When his underboss took me to the airplane, I looked unsure. I was the only passenger and I seemed frightened. He nodded. I grabbed my notepad and showed him my notes. “I’m just a journalist.” He nodded some more.
When he grabbed his gun, I smiled. He was confused. I clicked the button and the plane exploded, underboss included.
I’m not sure why I needed the passport, but who am I to question the boss. After all, whatever he decided was the speediest way of getting your life significantly shortened.
RICHARD
Edward
Edward wasn’t the speediest runner in the world. To be fair to him, tortoises aren’t generally regarded as sprinters, but that never stopped him from competing – he was stubborn like that.
Of course, people laughed at him, but he didn’t care, for him it was all about the taking part, not the winning.

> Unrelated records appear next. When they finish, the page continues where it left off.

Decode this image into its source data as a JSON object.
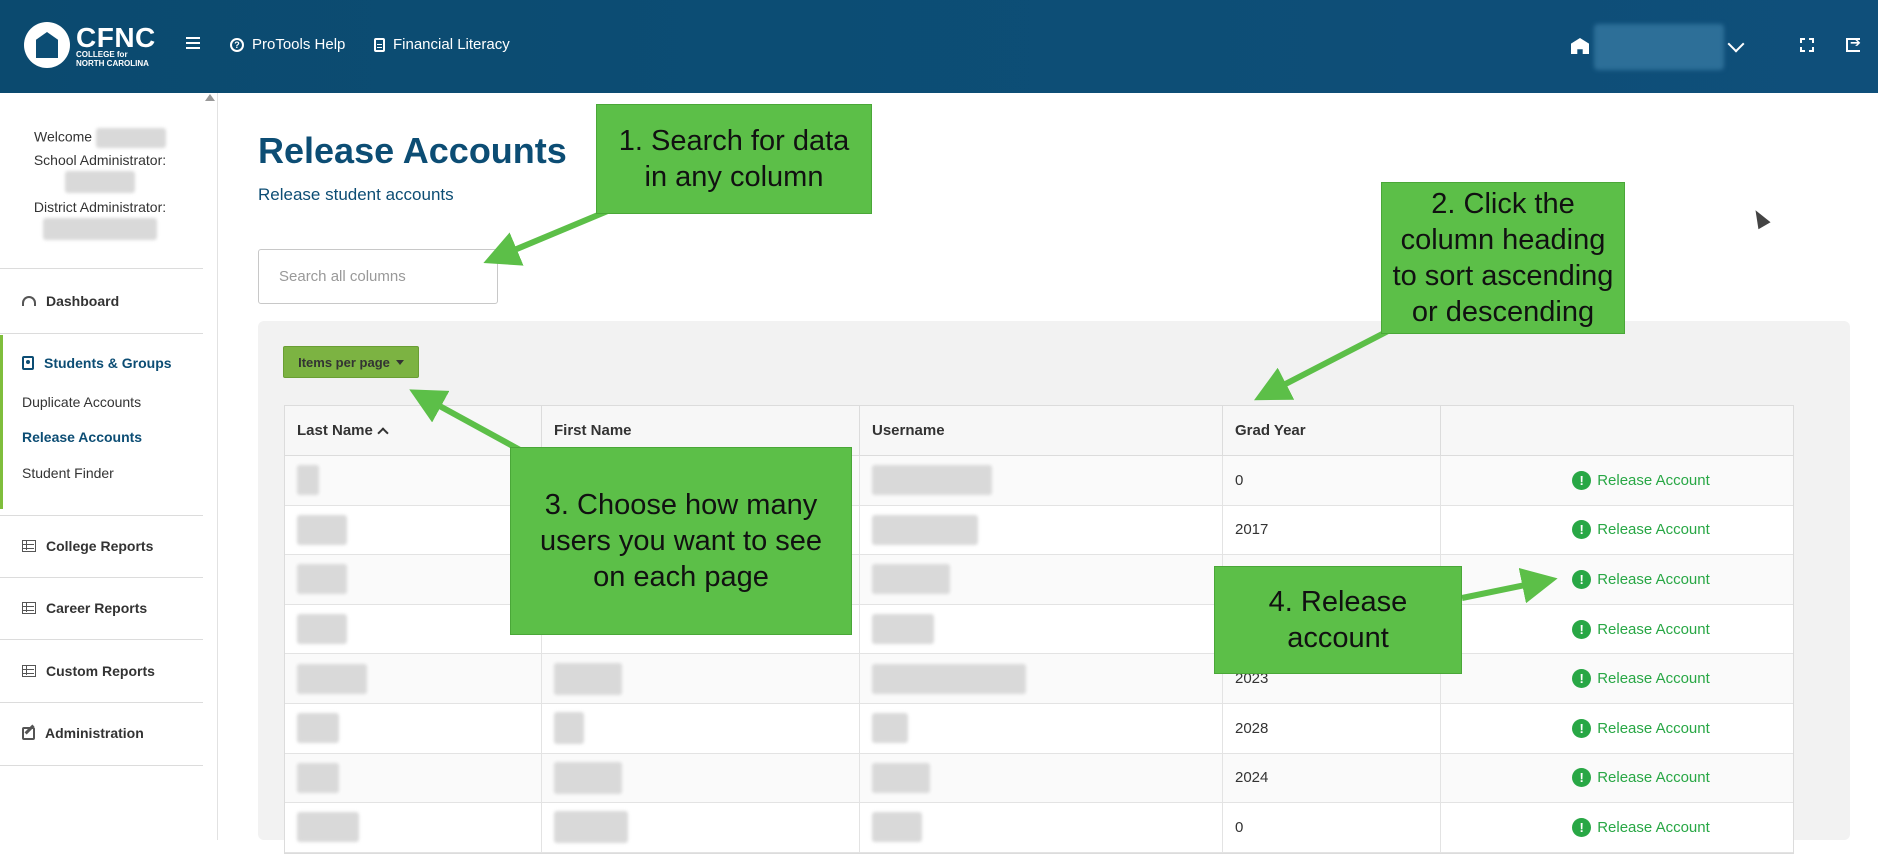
{
  "header": {
    "logo_main": "CFNC",
    "logo_sub1": "COLLEGE for",
    "logo_sub2": "NORTH CAROLINA",
    "nav": [
      {
        "label": "ProTools Help",
        "icon": "question-circle-icon"
      },
      {
        "label": "Financial Literacy",
        "icon": "document-icon"
      }
    ]
  },
  "sidebar": {
    "welcome": "Welcome",
    "school_admin": "School Administrator:",
    "district_admin": "District Administrator:",
    "items": [
      {
        "label": "Dashboard",
        "icon": "dashboard-icon"
      },
      {
        "label": "Students & Groups",
        "icon": "person-card-icon"
      },
      {
        "label": "College Reports",
        "icon": "table-icon"
      },
      {
        "label": "Career Reports",
        "icon": "table-icon"
      },
      {
        "label": "Custom Reports",
        "icon": "table-icon"
      },
      {
        "label": "Administration",
        "icon": "edit-icon"
      }
    ],
    "sub_items": [
      "Duplicate Accounts",
      "Release Accounts",
      "Student Finder"
    ]
  },
  "main": {
    "title": "Release Accounts",
    "subtitle": "Release student accounts",
    "search_placeholder": "Search all columns",
    "items_per_page": "Items per page",
    "columns": [
      "Last Name",
      "First Name",
      "Username",
      "Grad Year",
      ""
    ],
    "action_label": "Release Account",
    "rows": [
      {
        "grad_year": "0"
      },
      {
        "grad_year": "2017"
      },
      {
        "grad_year": ""
      },
      {
        "grad_year": ""
      },
      {
        "grad_year": "2023"
      },
      {
        "grad_year": "2028"
      },
      {
        "grad_year": "2024"
      },
      {
        "grad_year": "0"
      }
    ]
  },
  "callouts": {
    "c1": "1. Search for data in any column",
    "c2": "2. Click the column heading to sort ascending or descending",
    "c3": "3. Choose how many users you want to see on each page",
    "c4": "4. Release account"
  },
  "colors": {
    "header_bg": "#0c4d74",
    "accent_green": "#5cbf48",
    "action_green": "#28a745",
    "button_green": "#7cb342"
  }
}
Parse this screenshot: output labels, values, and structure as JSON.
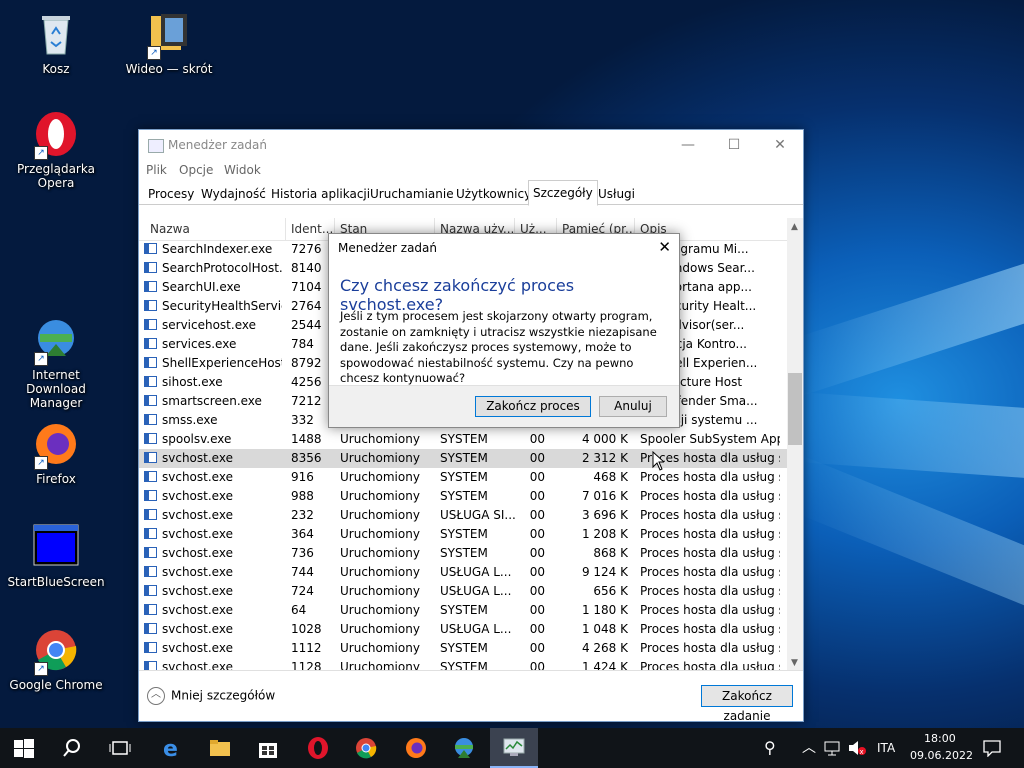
{
  "desktop": {
    "icons": [
      {
        "label": "Kosz",
        "icon": "recycle-bin-icon"
      },
      {
        "label": "Wideo — skrót",
        "icon": "video-folder-icon"
      },
      {
        "label": "Przeglądarka Opera",
        "icon": "opera-icon"
      },
      {
        "label": "Internet Download Manager",
        "icon": "idm-icon"
      },
      {
        "label": "Firefox",
        "icon": "firefox-icon"
      },
      {
        "label": "StartBlueScreen",
        "icon": "bluescreen-window-icon"
      },
      {
        "label": "Google Chrome",
        "icon": "chrome-icon"
      }
    ]
  },
  "taskmgr": {
    "title": "Menedżer zadań",
    "menu": [
      "Plik",
      "Opcje",
      "Widok"
    ],
    "tabs": [
      "Procesy",
      "Wydajność",
      "Historia aplikacji",
      "Uruchamianie",
      "Użytkownicy",
      "Szczegóły",
      "Usługi"
    ],
    "active_tab": "Szczegóły",
    "columns": [
      "Nazwa",
      "Ident...",
      "Stan",
      "Nazwa uży...",
      "Uż...",
      "Pamięć (pr...",
      "Opis"
    ],
    "rows": [
      {
        "name": "SearchIndexer.exe",
        "pid": "7276",
        "status": "",
        "user": "",
        "cpu": "",
        "mem": "",
        "desc": "tor programu Mi..."
      },
      {
        "name": "SearchProtocolHost....",
        "pid": "8140",
        "status": "",
        "user": "",
        "cpu": "",
        "mem": "",
        "desc": "oft Windows Sear..."
      },
      {
        "name": "SearchUI.exe",
        "pid": "7104",
        "status": "",
        "user": "",
        "cpu": "",
        "mem": "",
        "desc": "and Cortana app..."
      },
      {
        "name": "SecurityHealthServic...",
        "pid": "2764",
        "status": "",
        "user": "",
        "cpu": "",
        "mem": "",
        "desc": "ws Security Healt..."
      },
      {
        "name": "servicehost.exe",
        "pid": "2544",
        "status": "",
        "user": "",
        "cpu": "",
        "mem": "",
        "desc": "WebAdvisor(ser..."
      },
      {
        "name": "services.exe",
        "pid": "784",
        "status": "",
        "user": "",
        "cpu": "",
        "mem": "",
        "desc": "aplikacja Kontro..."
      },
      {
        "name": "ShellExperienceHost....",
        "pid": "8792",
        "status": "",
        "user": "",
        "cpu": "",
        "mem": "",
        "desc": "ws Shell Experien..."
      },
      {
        "name": "sihost.exe",
        "pid": "4256",
        "status": "",
        "user": "",
        "cpu": "",
        "mem": "",
        "desc": "frastructure Host"
      },
      {
        "name": "smartscreen.exe",
        "pid": "7212",
        "status": "",
        "user": "",
        "cpu": "",
        "mem": "",
        "desc": "ws Defender Sma..."
      },
      {
        "name": "smss.exe",
        "pid": "332",
        "status": "",
        "user": "",
        "cpu": "",
        "mem": "",
        "desc": "ter sesji systemu ..."
      },
      {
        "name": "spoolsv.exe",
        "pid": "1488",
        "status": "Uruchomiony",
        "user": "SYSTEM",
        "cpu": "00",
        "mem": "4 000 K",
        "desc": "Spooler SubSystem App"
      },
      {
        "name": "svchost.exe",
        "pid": "8356",
        "status": "Uruchomiony",
        "user": "SYSTEM",
        "cpu": "00",
        "mem": "2 312 K",
        "desc": "Proces hosta dla usług s..."
      },
      {
        "name": "svchost.exe",
        "pid": "916",
        "status": "Uruchomiony",
        "user": "SYSTEM",
        "cpu": "00",
        "mem": "468 K",
        "desc": "Proces hosta dla usług s..."
      },
      {
        "name": "svchost.exe",
        "pid": "988",
        "status": "Uruchomiony",
        "user": "SYSTEM",
        "cpu": "00",
        "mem": "7 016 K",
        "desc": "Proces hosta dla usług s..."
      },
      {
        "name": "svchost.exe",
        "pid": "232",
        "status": "Uruchomiony",
        "user": "USŁUGA SI...",
        "cpu": "00",
        "mem": "3 696 K",
        "desc": "Proces hosta dla usług s..."
      },
      {
        "name": "svchost.exe",
        "pid": "364",
        "status": "Uruchomiony",
        "user": "SYSTEM",
        "cpu": "00",
        "mem": "1 208 K",
        "desc": "Proces hosta dla usług s..."
      },
      {
        "name": "svchost.exe",
        "pid": "736",
        "status": "Uruchomiony",
        "user": "SYSTEM",
        "cpu": "00",
        "mem": "868 K",
        "desc": "Proces hosta dla usług s..."
      },
      {
        "name": "svchost.exe",
        "pid": "744",
        "status": "Uruchomiony",
        "user": "USŁUGA L...",
        "cpu": "00",
        "mem": "9 124 K",
        "desc": "Proces hosta dla usług s..."
      },
      {
        "name": "svchost.exe",
        "pid": "724",
        "status": "Uruchomiony",
        "user": "USŁUGA L...",
        "cpu": "00",
        "mem": "656 K",
        "desc": "Proces hosta dla usług s..."
      },
      {
        "name": "svchost.exe",
        "pid": "64",
        "status": "Uruchomiony",
        "user": "SYSTEM",
        "cpu": "00",
        "mem": "1 180 K",
        "desc": "Proces hosta dla usług s..."
      },
      {
        "name": "svchost.exe",
        "pid": "1028",
        "status": "Uruchomiony",
        "user": "USŁUGA L...",
        "cpu": "00",
        "mem": "1 048 K",
        "desc": "Proces hosta dla usług s..."
      },
      {
        "name": "svchost.exe",
        "pid": "1112",
        "status": "Uruchomiony",
        "user": "SYSTEM",
        "cpu": "00",
        "mem": "4 268 K",
        "desc": "Proces hosta dla usług s..."
      },
      {
        "name": "svchost.exe",
        "pid": "1128",
        "status": "Uruchomiony",
        "user": "SYSTEM",
        "cpu": "00",
        "mem": "1 424 K",
        "desc": "Proces hosta dla usług s..."
      }
    ],
    "selected_row": 11,
    "fewer_details": "Mniej szczegółów",
    "end_task": "Zakończ zadanie"
  },
  "dialog": {
    "title": "Menedżer zadań",
    "question": "Czy chcesz zakończyć proces svchost.exe?",
    "message": "Jeśli z tym procesem jest skojarzony otwarty program, zostanie on zamknięty i utracisz wszystkie niezapisane dane. Jeśli zakończysz proces systemowy, może to spowodować niestabilność systemu. Czy na pewno chcesz kontynuować?",
    "confirm": "Zakończ proces",
    "cancel": "Anuluj"
  },
  "taskbar": {
    "apps": [
      "start-icon",
      "search-icon",
      "task-view-icon",
      "edge-icon",
      "file-explorer-icon",
      "store-icon",
      "opera-icon",
      "chrome-icon",
      "firefox-icon",
      "idm-icon",
      "task-manager-icon"
    ],
    "language": "ITA",
    "time": "18:00",
    "date": "09.06.2022"
  }
}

Although, winning – now and again – would be nice.
Edward wasn’t nice.
Which is how he came to be grinding up drugs into the hare’s energy drink on race day.
Didn’t work though.
If you’re going to try doping your opponents, speed isn’t the best drug of choice!
SERENDIPIDY
The famous hangman, Albert Pierrepoint, was renowned for the rapidity with which he despatched his clients. The speedier the execution, the better the outcome; at least, that was his approach.
It’s not for me.
I want to see you dangling and choking, your body twitching, whilst your breath wheezes painfully as the noose slowly constricts.
Not for me, the quick snap of the neck, as you drop from the optimum height. Instead, I’ll haul you into position, your own body weight throttling the life from you as you’re eased up from the floor.
You’ll still die.
But, slowly and painfully.
NORVAL JOE
If Sabrina’s outright lie offended Linoliamanda, she didn’t show it, and rejoined Billbert and the witch, following them to class.

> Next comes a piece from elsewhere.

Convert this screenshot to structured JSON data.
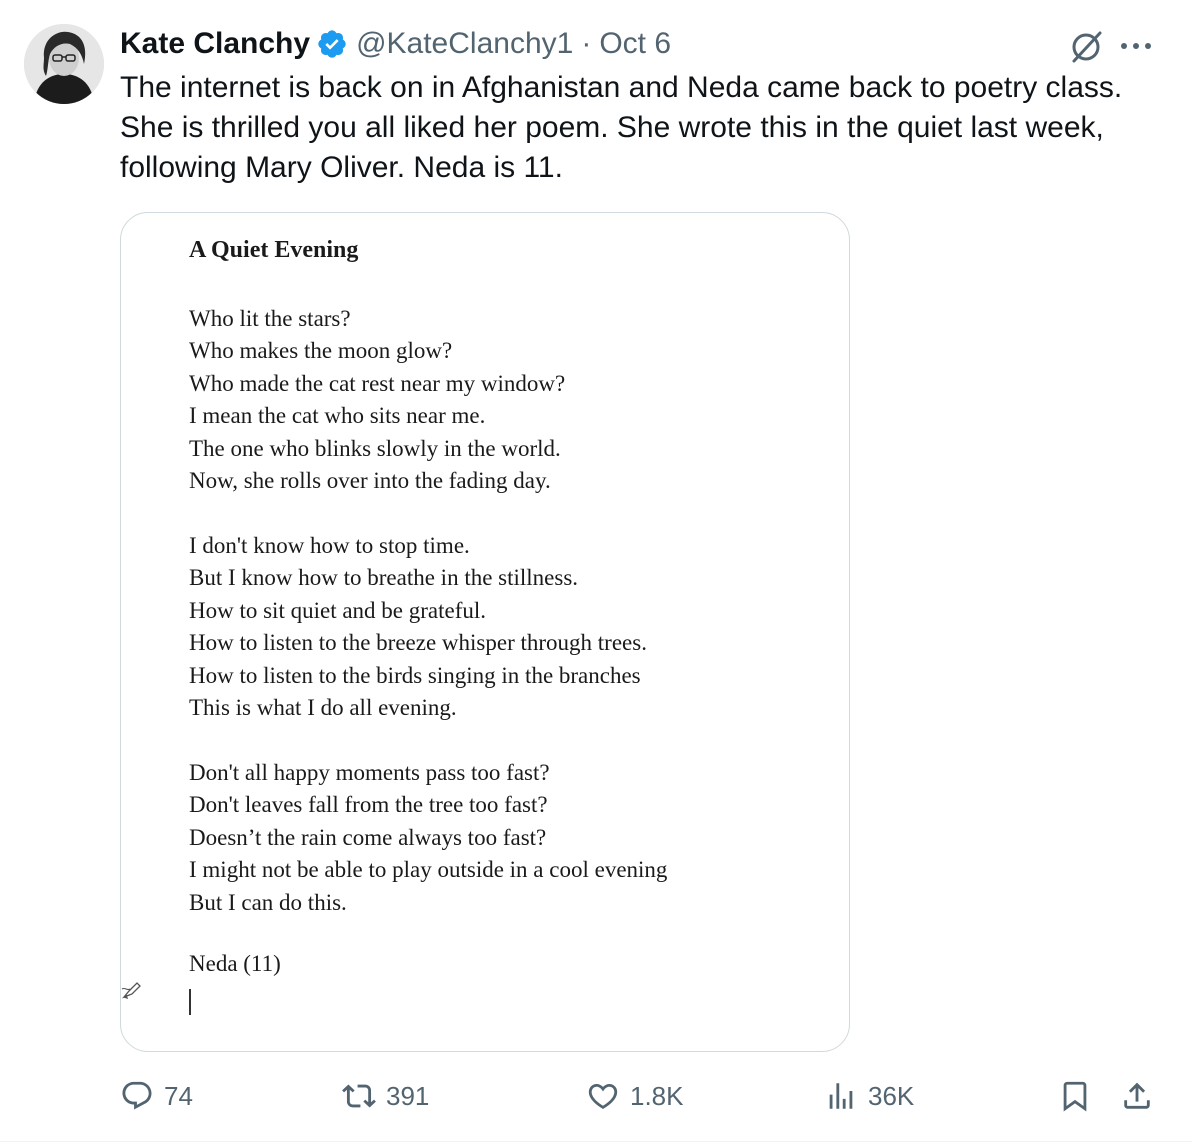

Uncomfortable with Sabrina’s deception, Billbert tried to lighten the situation by asking, “What are you doing in Eureka, Linoliamanda?”
She smiled. “Daddy wanted to open a new location of Carpet King.” In the speediest change of subject Billbert had ever seen, Linoliamnda continued, “Sabrina. You know Billbert can fly, don’t you?”
Sabrina shrugged. “I know when we touch our magic makes us levitate, but I wouldn’t call it flying.”
Linoliamanda shook her head. “It’s not magic. He can really fly.”
PLANET Z
The secret police are everywhere.
They are behind every door and every wall.
They are upstairs, listening to the floor.
They are downstairs, listening to the ceiling.
They are at every window, looking in and watching.
If you ask them if they are the secret police, they will deny it.
They will claim to be neighbors, deliverymen, plumbers, and pretty much everything but the secret police.
“I’m dressed as a policeman,” says one. “That’s silly, isn’t it, being the secret police and dressed like police?”
He’s right. It is silly.
And he nods and speaks into his cuff: “All clear.”